Sukasmo, 53 tahun, salah satunya. Di atas lahan sawahnya seluas dua hektare, bulir-bulir padi mulai muncul beberapa pekan lalu. "Jika menguning sedikit, langsung saya panen," ujarnya dengan waswas kepada TEMPO. Ayah dua anak ini mencemaskan air bah yang bakal merendam area sawahnya pada bulan-bulan mendatang. Bencana ini kian kerap setelah pintu air dari pelat baja selebar 25 meter yang menutup kanal-kanal utama dicuri orang.
Tanpa pintu ini, air Sungai Barito akan meluap tak terkendali melalui kanal primer, sekunder, tersier, lalu ngendon di sawah-sawah, termasuk milik Sukasmo. Air bah itu menyentuh bibir lantai kayu rumah panggungnya yang kusam dan lapuk.
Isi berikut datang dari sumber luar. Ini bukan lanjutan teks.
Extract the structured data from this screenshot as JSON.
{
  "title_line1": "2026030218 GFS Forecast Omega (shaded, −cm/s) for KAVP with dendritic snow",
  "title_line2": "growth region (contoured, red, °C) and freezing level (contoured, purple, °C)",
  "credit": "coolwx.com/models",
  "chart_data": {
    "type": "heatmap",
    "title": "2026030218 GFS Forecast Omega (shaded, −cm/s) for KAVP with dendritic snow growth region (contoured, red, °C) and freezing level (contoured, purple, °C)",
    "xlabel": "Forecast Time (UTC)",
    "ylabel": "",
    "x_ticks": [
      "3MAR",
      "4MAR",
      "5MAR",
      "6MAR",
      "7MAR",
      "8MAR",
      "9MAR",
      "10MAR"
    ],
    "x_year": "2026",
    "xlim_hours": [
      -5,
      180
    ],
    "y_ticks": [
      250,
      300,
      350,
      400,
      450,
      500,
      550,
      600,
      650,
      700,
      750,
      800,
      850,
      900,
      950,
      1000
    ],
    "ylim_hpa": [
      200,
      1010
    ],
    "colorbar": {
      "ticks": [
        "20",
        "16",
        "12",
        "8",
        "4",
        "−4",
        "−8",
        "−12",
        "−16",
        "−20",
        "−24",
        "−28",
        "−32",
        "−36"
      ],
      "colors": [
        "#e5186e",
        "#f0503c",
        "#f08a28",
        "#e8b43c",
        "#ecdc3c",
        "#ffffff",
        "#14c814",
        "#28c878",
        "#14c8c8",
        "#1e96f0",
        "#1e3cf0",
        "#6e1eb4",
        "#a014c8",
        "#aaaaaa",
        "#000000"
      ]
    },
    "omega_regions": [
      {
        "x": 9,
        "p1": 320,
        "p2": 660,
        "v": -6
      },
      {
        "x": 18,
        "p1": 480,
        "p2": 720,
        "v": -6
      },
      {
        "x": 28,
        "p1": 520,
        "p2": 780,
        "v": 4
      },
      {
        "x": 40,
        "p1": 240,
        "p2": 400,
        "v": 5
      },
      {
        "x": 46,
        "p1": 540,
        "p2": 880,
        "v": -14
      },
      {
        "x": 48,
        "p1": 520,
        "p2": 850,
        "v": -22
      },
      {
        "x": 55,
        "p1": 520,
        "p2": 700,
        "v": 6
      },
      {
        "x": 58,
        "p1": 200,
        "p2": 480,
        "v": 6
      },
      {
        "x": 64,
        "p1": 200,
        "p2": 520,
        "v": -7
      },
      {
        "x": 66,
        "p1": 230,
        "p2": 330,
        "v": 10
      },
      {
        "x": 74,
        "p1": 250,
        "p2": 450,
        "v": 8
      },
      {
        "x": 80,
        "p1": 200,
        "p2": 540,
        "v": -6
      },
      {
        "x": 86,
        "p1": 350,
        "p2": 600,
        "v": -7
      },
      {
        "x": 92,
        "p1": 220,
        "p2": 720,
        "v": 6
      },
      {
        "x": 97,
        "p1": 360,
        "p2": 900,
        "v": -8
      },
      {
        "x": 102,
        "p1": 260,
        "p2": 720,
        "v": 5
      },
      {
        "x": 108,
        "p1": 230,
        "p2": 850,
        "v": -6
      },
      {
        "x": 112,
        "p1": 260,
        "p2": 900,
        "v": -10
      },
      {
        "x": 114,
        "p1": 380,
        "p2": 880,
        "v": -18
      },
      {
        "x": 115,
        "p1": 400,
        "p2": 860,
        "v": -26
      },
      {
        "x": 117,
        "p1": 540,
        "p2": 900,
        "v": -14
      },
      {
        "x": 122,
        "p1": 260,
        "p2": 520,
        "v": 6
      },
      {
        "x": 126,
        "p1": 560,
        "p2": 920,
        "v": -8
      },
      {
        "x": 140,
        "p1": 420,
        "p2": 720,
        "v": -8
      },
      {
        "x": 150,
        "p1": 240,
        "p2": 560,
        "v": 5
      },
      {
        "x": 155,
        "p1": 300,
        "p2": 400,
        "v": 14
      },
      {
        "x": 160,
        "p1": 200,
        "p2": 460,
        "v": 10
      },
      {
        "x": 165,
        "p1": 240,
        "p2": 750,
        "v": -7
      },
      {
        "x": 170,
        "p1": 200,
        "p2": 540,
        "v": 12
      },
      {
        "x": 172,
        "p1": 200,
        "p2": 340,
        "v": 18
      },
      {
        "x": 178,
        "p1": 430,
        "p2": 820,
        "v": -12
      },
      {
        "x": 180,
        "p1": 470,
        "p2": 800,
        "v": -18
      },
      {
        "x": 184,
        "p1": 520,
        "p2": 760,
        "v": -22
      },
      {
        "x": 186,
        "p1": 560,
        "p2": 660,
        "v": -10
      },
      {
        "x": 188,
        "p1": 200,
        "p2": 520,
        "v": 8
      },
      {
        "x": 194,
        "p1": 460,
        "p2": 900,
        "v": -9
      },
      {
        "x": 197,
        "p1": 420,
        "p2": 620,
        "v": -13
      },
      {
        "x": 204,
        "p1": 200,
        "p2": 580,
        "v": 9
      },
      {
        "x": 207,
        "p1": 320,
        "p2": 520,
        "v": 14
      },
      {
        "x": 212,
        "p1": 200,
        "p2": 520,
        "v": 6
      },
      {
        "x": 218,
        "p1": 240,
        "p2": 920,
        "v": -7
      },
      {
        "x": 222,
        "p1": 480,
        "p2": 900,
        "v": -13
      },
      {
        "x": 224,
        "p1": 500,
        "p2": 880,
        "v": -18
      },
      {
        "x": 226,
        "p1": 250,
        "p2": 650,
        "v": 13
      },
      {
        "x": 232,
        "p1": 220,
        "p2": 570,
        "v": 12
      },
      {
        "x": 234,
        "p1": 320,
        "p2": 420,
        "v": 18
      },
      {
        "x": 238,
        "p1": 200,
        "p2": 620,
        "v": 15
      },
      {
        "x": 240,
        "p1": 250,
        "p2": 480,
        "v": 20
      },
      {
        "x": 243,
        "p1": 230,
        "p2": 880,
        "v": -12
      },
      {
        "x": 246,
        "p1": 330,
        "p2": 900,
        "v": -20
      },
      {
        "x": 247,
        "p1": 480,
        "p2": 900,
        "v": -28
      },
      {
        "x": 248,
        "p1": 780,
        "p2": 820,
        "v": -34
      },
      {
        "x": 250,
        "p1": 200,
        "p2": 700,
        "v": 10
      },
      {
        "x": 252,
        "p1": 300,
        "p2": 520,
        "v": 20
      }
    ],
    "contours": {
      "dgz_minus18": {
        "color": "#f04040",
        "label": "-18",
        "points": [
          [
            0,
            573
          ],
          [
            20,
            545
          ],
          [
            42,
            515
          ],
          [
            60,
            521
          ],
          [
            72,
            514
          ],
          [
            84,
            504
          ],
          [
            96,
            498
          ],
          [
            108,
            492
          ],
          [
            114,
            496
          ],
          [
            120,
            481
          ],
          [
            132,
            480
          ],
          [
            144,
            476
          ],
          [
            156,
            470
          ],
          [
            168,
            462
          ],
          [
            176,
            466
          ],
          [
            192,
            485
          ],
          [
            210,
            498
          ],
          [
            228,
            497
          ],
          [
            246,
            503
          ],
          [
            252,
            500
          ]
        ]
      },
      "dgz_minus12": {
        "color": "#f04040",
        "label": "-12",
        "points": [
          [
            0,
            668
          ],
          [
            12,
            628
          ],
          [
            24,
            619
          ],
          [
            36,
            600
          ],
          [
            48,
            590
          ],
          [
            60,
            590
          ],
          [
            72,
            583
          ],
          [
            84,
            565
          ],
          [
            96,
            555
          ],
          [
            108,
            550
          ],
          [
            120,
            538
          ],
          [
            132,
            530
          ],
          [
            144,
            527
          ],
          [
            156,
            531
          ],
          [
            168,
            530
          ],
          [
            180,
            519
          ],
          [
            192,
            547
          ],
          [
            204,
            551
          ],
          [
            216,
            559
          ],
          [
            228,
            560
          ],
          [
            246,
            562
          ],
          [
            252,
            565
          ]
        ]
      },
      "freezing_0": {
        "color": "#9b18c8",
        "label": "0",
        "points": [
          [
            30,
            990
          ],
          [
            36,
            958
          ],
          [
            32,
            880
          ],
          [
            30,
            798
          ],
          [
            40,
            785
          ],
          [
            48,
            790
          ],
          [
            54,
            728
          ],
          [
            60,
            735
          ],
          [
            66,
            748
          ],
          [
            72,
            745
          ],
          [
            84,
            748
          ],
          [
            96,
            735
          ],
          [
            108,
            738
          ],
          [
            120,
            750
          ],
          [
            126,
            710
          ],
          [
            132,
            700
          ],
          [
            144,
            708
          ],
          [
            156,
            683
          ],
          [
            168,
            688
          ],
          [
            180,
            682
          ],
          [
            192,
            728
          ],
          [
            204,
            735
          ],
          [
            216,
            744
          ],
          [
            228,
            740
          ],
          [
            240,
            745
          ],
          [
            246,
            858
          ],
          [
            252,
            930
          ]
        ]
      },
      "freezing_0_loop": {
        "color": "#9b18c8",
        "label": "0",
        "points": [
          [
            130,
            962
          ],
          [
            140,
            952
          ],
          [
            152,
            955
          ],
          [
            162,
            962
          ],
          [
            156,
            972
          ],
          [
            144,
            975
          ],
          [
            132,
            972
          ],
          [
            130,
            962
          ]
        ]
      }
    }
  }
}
Tapi dia memilih bertahan karena di Trenggalek toh dia tak punya apa-apa lagi. Dadahup pernah menjadi desa tersohor yang dikunjungi pembesar Jakarta, termasuk mantan presiden Soeharto. Sayang, impian Sukasmo akan kemakmuran runtuh tak lama setelah dia menginjak kampung ini. "Waktu itu saya ingin menangis dan balik lagi ke Jawa," ujarnya mengenang sambil menyedot rokoknya dalam-dalam.
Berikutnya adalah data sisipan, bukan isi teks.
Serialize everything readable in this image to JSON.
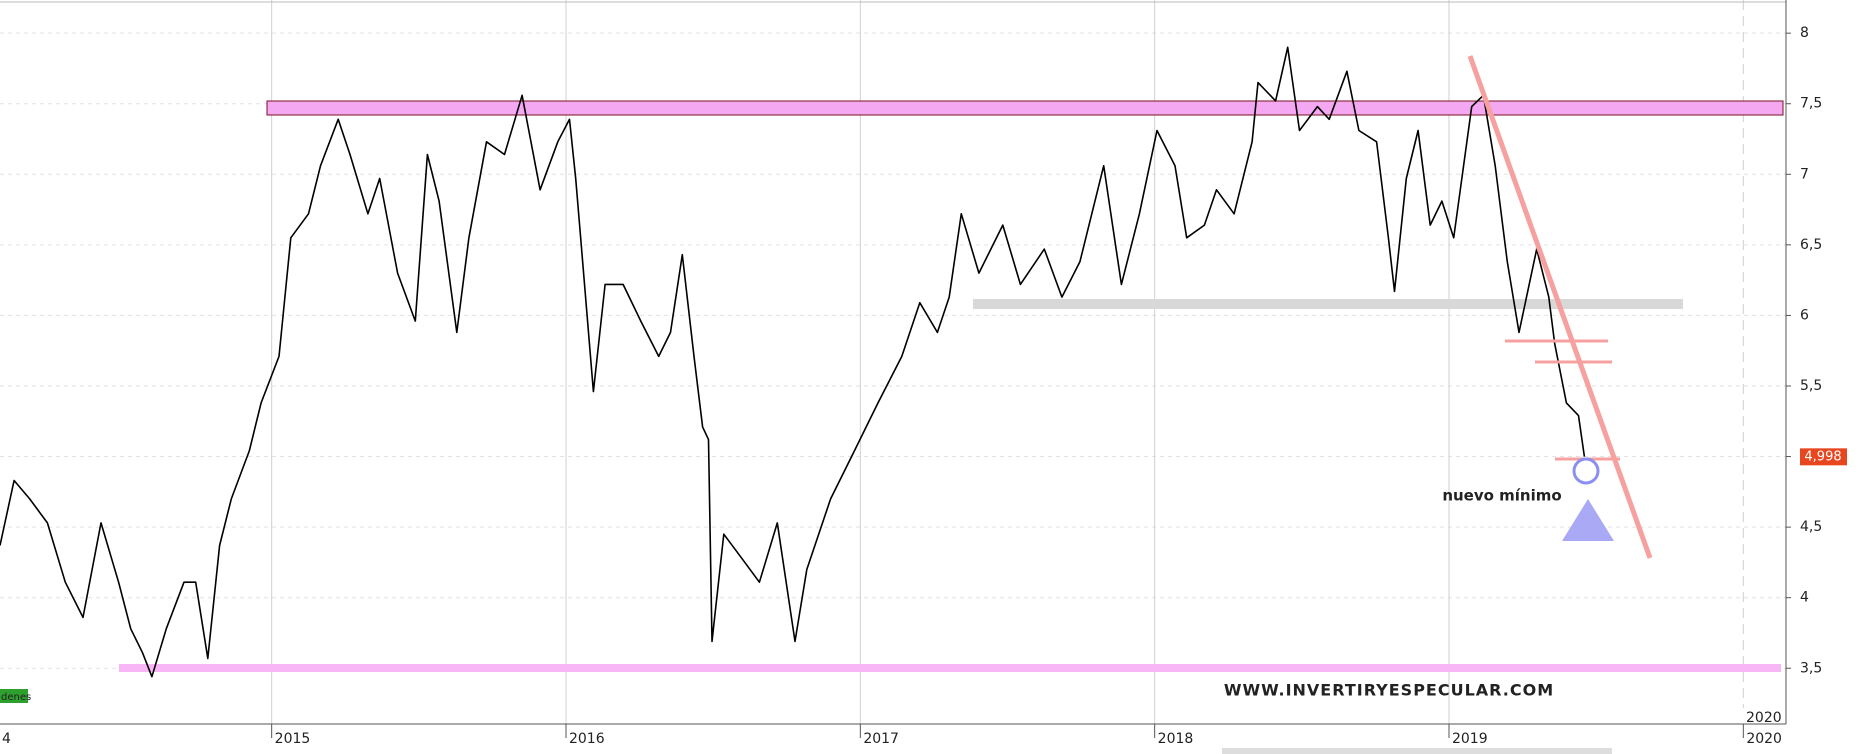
{
  "chart_data": {
    "type": "line",
    "x": [
      2014.077,
      2014.125,
      2014.178,
      2014.238,
      2014.299,
      2014.359,
      2014.42,
      2014.48,
      2014.521,
      2014.561,
      2014.593,
      2014.642,
      2014.702,
      2014.742,
      2014.783,
      2014.823,
      2014.863,
      2014.924,
      2014.964,
      2015.025,
      2015.065,
      2015.125,
      2015.166,
      2015.226,
      2015.266,
      2015.327,
      2015.367,
      2015.428,
      2015.488,
      2015.529,
      2015.569,
      2015.629,
      2015.67,
      2015.73,
      2015.791,
      2015.851,
      2015.912,
      2015.972,
      2016.012,
      2016.033,
      2016.053,
      2016.093,
      2016.133,
      2016.194,
      2016.254,
      2016.315,
      2016.355,
      2016.395,
      2016.435,
      2016.464,
      2016.484,
      2016.496,
      2016.536,
      2016.597,
      2016.657,
      2016.718,
      2016.778,
      2016.818,
      2016.899,
      2016.98,
      2017.06,
      2017.141,
      2017.202,
      2017.262,
      2017.302,
      2017.343,
      2017.403,
      2017.484,
      2017.544,
      2017.625,
      2017.685,
      2017.746,
      2017.827,
      2017.887,
      2017.948,
      2018.008,
      2018.069,
      2018.109,
      2018.169,
      2018.21,
      2018.27,
      2018.331,
      2018.351,
      2018.411,
      2018.452,
      2018.492,
      2018.553,
      2018.593,
      2018.653,
      2018.694,
      2018.754,
      2018.794,
      2018.815,
      2018.855,
      2018.895,
      2018.936,
      2018.976,
      2019.016,
      2019.077,
      2019.117,
      2019.157,
      2019.198,
      2019.238,
      2019.298,
      2019.339,
      2019.359,
      2019.399,
      2019.44,
      2019.46
    ],
    "values": [
      4.37,
      4.83,
      4.7,
      4.53,
      4.11,
      3.86,
      4.53,
      4.11,
      3.78,
      3.61,
      3.44,
      3.78,
      4.11,
      4.11,
      3.57,
      4.37,
      4.7,
      5.04,
      5.38,
      5.71,
      6.55,
      6.72,
      7.06,
      7.39,
      7.14,
      6.72,
      6.97,
      6.3,
      5.96,
      7.14,
      6.81,
      5.88,
      6.55,
      7.23,
      7.14,
      7.56,
      6.89,
      7.23,
      7.39,
      6.97,
      6.47,
      5.46,
      6.22,
      6.22,
      5.96,
      5.71,
      5.88,
      6.43,
      5.71,
      5.21,
      5.12,
      3.69,
      4.45,
      4.28,
      4.11,
      4.53,
      3.69,
      4.2,
      4.7,
      5.04,
      5.38,
      5.71,
      6.09,
      5.88,
      6.13,
      6.72,
      6.3,
      6.64,
      6.22,
      6.47,
      6.13,
      6.38,
      7.06,
      6.22,
      6.72,
      7.31,
      7.06,
      6.55,
      6.64,
      6.89,
      6.72,
      7.23,
      7.65,
      7.52,
      7.9,
      7.31,
      7.48,
      7.39,
      7.73,
      7.31,
      7.23,
      6.55,
      6.17,
      6.97,
      7.31,
      6.64,
      6.81,
      6.55,
      7.48,
      7.56,
      7.06,
      6.38,
      5.88,
      6.47,
      6.13,
      5.8,
      5.38,
      5.29,
      5.0
    ],
    "color": "#000000",
    "xlim": [
      2014.077,
      2020.145
    ],
    "xticks": [
      {
        "value": 2014,
        "label": "4"
      },
      2015,
      2016,
      2017,
      2018,
      2019,
      2020
    ],
    "ylim": [
      3.105,
      8.235
    ],
    "yticks": [
      {
        "value": 3.5,
        "label": "3,5"
      },
      4,
      {
        "value": 4.5,
        "label": "4,5"
      },
      5,
      {
        "value": 5.5,
        "label": "5,5"
      },
      6,
      {
        "value": 6.5,
        "label": "6,5"
      },
      7,
      {
        "value": 7.5,
        "label": "7,5"
      },
      8
    ],
    "last_price": {
      "value": 4.998,
      "label": "4,998"
    },
    "annotations": [
      "nuevo mínimo",
      "WWW.INVERTIRYESPECULAR.COM",
      "2020",
      "denes"
    ],
    "grid": true
  }
}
Calon lumbung padi yang dijanjikan kepadanya dan belasan ribu transmigran lain itu hanya diseraki bekas batang pohon, tak siap garap. Keasaman tanahnya amat tinggi. Setiap kali hendak ditanami, tanah itu harus ditaburi kapur dulu. Itu pun tidak berhasil, lebih-lebih setelah proyek ini dinyatakan gagal. Pemerintah, menurut Sukasmo, tak lagi menyuplai kapur, pupuk, bahkan benih. Ribuan transmigran ditinggalkan begitu saja.
Untunglah tanah Dadahup lumayan subur. Zat hara yang masih bersisa setelah digerus proyek lahan gambut dapat menumbuhkan padi di tanah Sukasmo dan teman-temannya. Tapi ribuan transmigran lain berguguran. Kualitas hidup mereka melorot dari waktu ke waktu. Rumah panggungnya kian lapuk, sementara air bersih susah didapat.
Di antara mereka, ada yang memilih kembali ke Jawa setelah menjual tanahnya kepada penduduk lokal. Yang punya piutang ganti rugi dari pemerintah harus mengantre berjam-jam di Bank BNI Cabang Kapuas untuk mengambil cicilan uang ganti rugi. Wawa, 35 tahun, tukang ojek di Dadahup, misalnya. Orang tuanya mendapat total ganti rugi tanah sebesar Rp 15 juta. "Kemarin saya ambil ganti rugi tahap ketiga sebesar Rp 672 ribu," ujarnya kepada TEMPO.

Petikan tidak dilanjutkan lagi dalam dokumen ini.